The increasing security threat surface is a major challenge for businesses, particularly those functioning in the BFSI sector. There has been a lot of news of frauds as well as hacking from this sector, which is giving CISOs sleepless nights. In this context, Chief Information Security Officers (CISOs) not only have to act as defenders but also think ahead of the curve. As technologies continue to evolve rapidly, they have their task cut out for them.
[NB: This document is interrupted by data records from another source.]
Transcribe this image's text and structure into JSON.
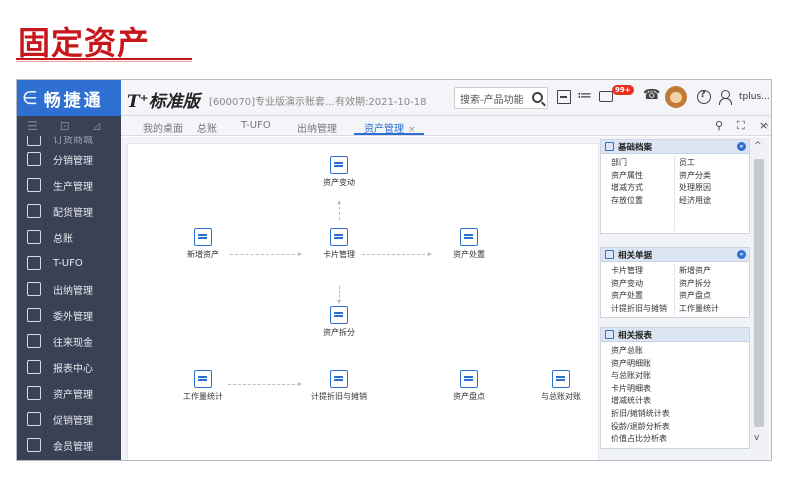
{
  "banner": {
    "title": "固定资产"
  },
  "app": {
    "logo_arrow": "∈",
    "logo_text": "畅捷通",
    "product_name": "T⁺标准版",
    "account_info": "[600070]专业版演示账套...",
    "expiry": "有效期:2021-10-18",
    "search_placeholder": "搜索-产品功能",
    "badge": "99+",
    "username": "tplus..."
  },
  "sidebar": {
    "toolbar_icons": [
      "menu-icon",
      "home-icon",
      "pin-icon"
    ],
    "items": [
      {
        "label": "订货商城",
        "icon": "shop-icon"
      },
      {
        "label": "分销管理",
        "icon": "network-icon"
      },
      {
        "label": "生产管理",
        "icon": "factory-icon"
      },
      {
        "label": "配货管理",
        "icon": "delivery-icon"
      },
      {
        "label": "总账",
        "icon": "ledger-icon"
      },
      {
        "label": "T-UFO",
        "icon": "ufo-icon"
      },
      {
        "label": "出纳管理",
        "icon": "cashier-icon"
      },
      {
        "label": "委外管理",
        "icon": "outsource-icon"
      },
      {
        "label": "往来现金",
        "icon": "exchange-icon"
      },
      {
        "label": "报表中心",
        "icon": "report-icon"
      },
      {
        "label": "资产管理",
        "icon": "bank-icon"
      },
      {
        "label": "促销管理",
        "icon": "megaphone-icon"
      },
      {
        "label": "会员管理",
        "icon": "member-icon"
      }
    ]
  },
  "tabs": [
    {
      "label": "我的桌面"
    },
    {
      "label": "总账"
    },
    {
      "label": "T-UFO"
    },
    {
      "label": "出纳管理"
    },
    {
      "label": "资产管理",
      "active": true
    }
  ],
  "tab_close": "×",
  "window_controls": {
    "search": "⚲",
    "maximize": "⛶",
    "close": "×",
    "scroll_up": "^"
  },
  "flow": {
    "asset_change": "资产变动",
    "new_asset": "新增资产",
    "card_manage": "卡片管理",
    "asset_disposal": "资产处置",
    "asset_split": "资产拆分",
    "workload_stats": "工作量统计",
    "depreciation": "计提折旧与摊销",
    "asset_inventory": "资产盘点",
    "gl_reconcile": "与总账对账"
  },
  "panels": {
    "basic": {
      "title": "基础档案",
      "col1": [
        "部门",
        "资产属性",
        "增减方式",
        "存放位置"
      ],
      "col2": [
        "员工",
        "资产分类",
        "处理原因",
        "经济用途"
      ]
    },
    "docs": {
      "title": "相关单据",
      "col1": [
        "卡片管理",
        "资产变动",
        "资产处置",
        "计提折旧与摊销"
      ],
      "col2": [
        "新增资产",
        "资产拆分",
        "资产盘点",
        "工作量统计"
      ]
    },
    "reports": {
      "title": "相关报表",
      "items": [
        "资产总账",
        "资产明细账",
        "与总账对账",
        "卡片明细表",
        "增减统计表",
        "折旧/摊销统计表",
        "役龄/退龄分析表",
        "价值占比分析表"
      ]
    }
  }
}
“There has been increasing flow of news that a lot of fraud is happening on the backend. In such a scenario, a CISO has little options but to stay ahead of the hackers. He has to put the most modern security tools and technologies at the forefront and judiciously choose from the products available in the market such as fraud management systems, SOC, or technologies like DNS solutions, Anti-APT, NAC, Encryption at all levels, robust endpoint enterprise antivirus and patch management solutions etc. CISOs should have the best-in-house security analysts to face the latest threats. But the catch is that it should be implemented quickly and with desired outcomes,” says Anshuman Pund, Head – Information Security & ISO Compliance, IDBI Intech Limited.
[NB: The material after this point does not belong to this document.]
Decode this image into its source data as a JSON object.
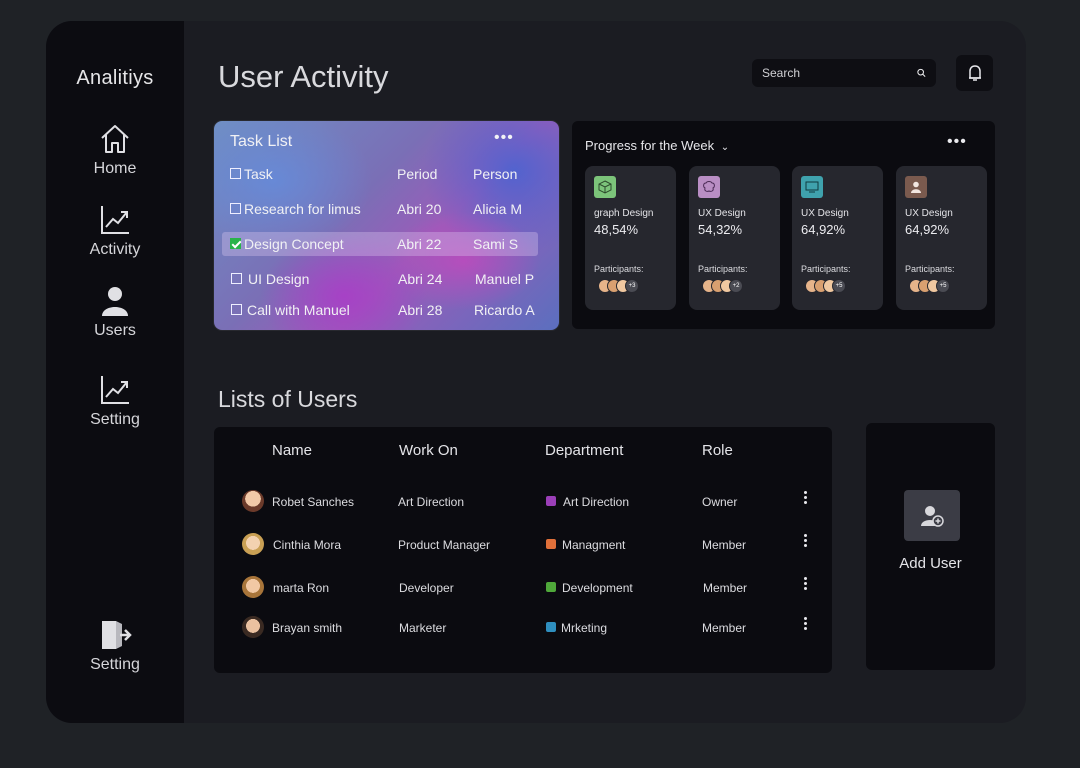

This is particularly important as the latest security threats such as ransomware, Memchached attacks, Petya keep piling up, putting the CISO on the defensive. Modern attacks can cripple the operations of an organization and can irreparably damage a company’s reputation. Losses can run into millions of dollars. Global pharma giant Merc lost $300 million dollars in just one quarter due to a cyber-attack. The biggest headache of a CISO is that threats keep on emanating from both within and outside organization.
There are threats from the outside as well as from the inside. We have to be equipped to handle both. Attempts are also made on data going out of the perimeter. Patch management and endpoint security should be sound enough to handle such incidents. Patches need to be updated for each and every system, so that advanced threats can be mitigated.
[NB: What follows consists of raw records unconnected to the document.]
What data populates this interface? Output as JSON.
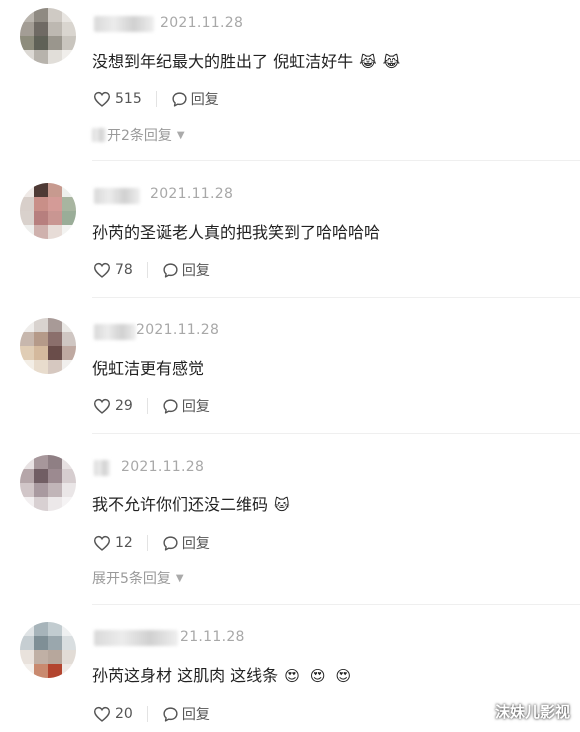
{
  "comments": [
    {
      "date": "2021.11.28",
      "text": "没想到年纪最大的胜出了 倪虹洁好牛",
      "emojis": [
        "😹",
        "😹"
      ],
      "likes": "515",
      "reply_label": "回复",
      "expand_label": "开2条回复"
    },
    {
      "date": "2021.11.28",
      "text": "孙芮的圣诞老人真的把我笑到了哈哈哈哈",
      "emojis": [],
      "likes": "78",
      "reply_label": "回复"
    },
    {
      "date": "2021.11.28",
      "text": "倪虹洁更有感觉",
      "emojis": [],
      "likes": "29",
      "reply_label": "回复"
    },
    {
      "date": "2021.11.28",
      "text": "我不允许你们还没二维码",
      "emojis": [
        "🐱"
      ],
      "likes": "12",
      "reply_label": "回复",
      "expand_label": "展开5条回复"
    },
    {
      "date": "21.11.28",
      "text": "孙芮这身材 这肌肉 这线条",
      "emojis": [
        "😍",
        "😍",
        "😍"
      ],
      "likes": "20",
      "reply_label": "回复"
    }
  ],
  "watermark": "沫妹儿影视",
  "icons": {
    "like": "heart-outline-icon",
    "reply": "speech-bubble-icon",
    "expand": "caret-down-icon"
  },
  "colors": {
    "text": "#222222",
    "muted": "#a8a8a8",
    "action": "#555555"
  }
}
Digital deployments bring with them increased vulnerabilities. The attack surface has increased because of the extensions within enterprise. Frequency and sophistication of cyber threats are continuously growing. In the evolving threat landscape, digital transformation technologies such as Artificial Intelligence and Machine Learning hold a great deal of hope.
This is a cat and mouse game where we are trying to update our security strategies and at the same time new threats are emerging at the speed of light. New technologies such as AI and ML can help in proactive threat detection and mitigation. A lot of it can be automated.
There is little doubt that attackers are getting more sophisticated with every passing day. Moreover, the they make significant investment of resources to bypass security checks as well as the latest technology tools. Therefore, cyber security professionals need to evolve rapidly to stay ahead of the attackers.